The government's intelligence and security organisation has made its decision-making process public for the first time, on both the GCHQ and National Cyber Security Centre (NCSC) websites.

In the statement, it said it will sometimes withhold the information to protect national security.

NCSC has a team of of researchers that find flaws in different types of computer software and systems, from the most popular used by millions of people to niche technical kit.

The statement said: "We've discovered vulnerabilities and informed the vendors of every major mobile and desktop platform for over 20 years.

"This work plays an important role in helping to secure the technology which underpins our economy and the everyday lives of millions of people in the UK and abroad.

"However, we do not disclose every vulnerability we find.

"In some cases, we judge that the UK's national security interests are better served by 'retaining' knowledge of a vulnerability."

The statement says the information can be used "to gather intelligence and disrupt the activities of those who seek to do the UK harm, including terror groups, serious and organised crime gangs, and malign states".

If there is an intelligence purpose it has to be in a current case or one in the near future, and it is kept under review.
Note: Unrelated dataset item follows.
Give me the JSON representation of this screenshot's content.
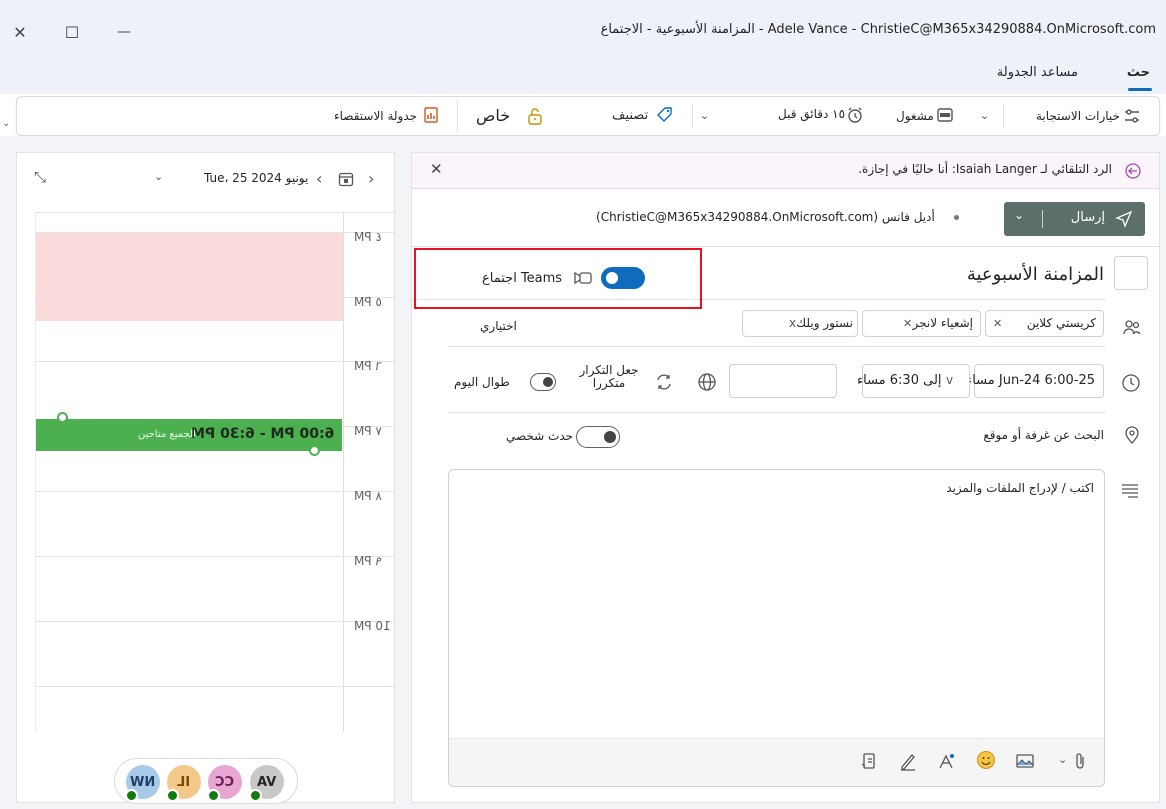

The statement said that it encourages businesses to look after their own systems: "The vast majority of cyber-attacks exploit known vulnerabilities which is why we encourage organisations and citizens to keep their systems patched. Before any vulnerability is made public, we ensure that a fix is available so that everyone can follow best practice by patching it and removing the weakness.

"When this happens, the companies involved sometimes publicly credit us, as Microsoft did in the first quarter of 2018, when the NCSC was named as one of the top five bounty hunters.

"Nice as it is to be recognised, we aren't here for the publicity. It's our job to make the UK the safest place to live and do business online. Even when (as in the vast majority of cases) no credit is given, these disclosures are an important element of that work."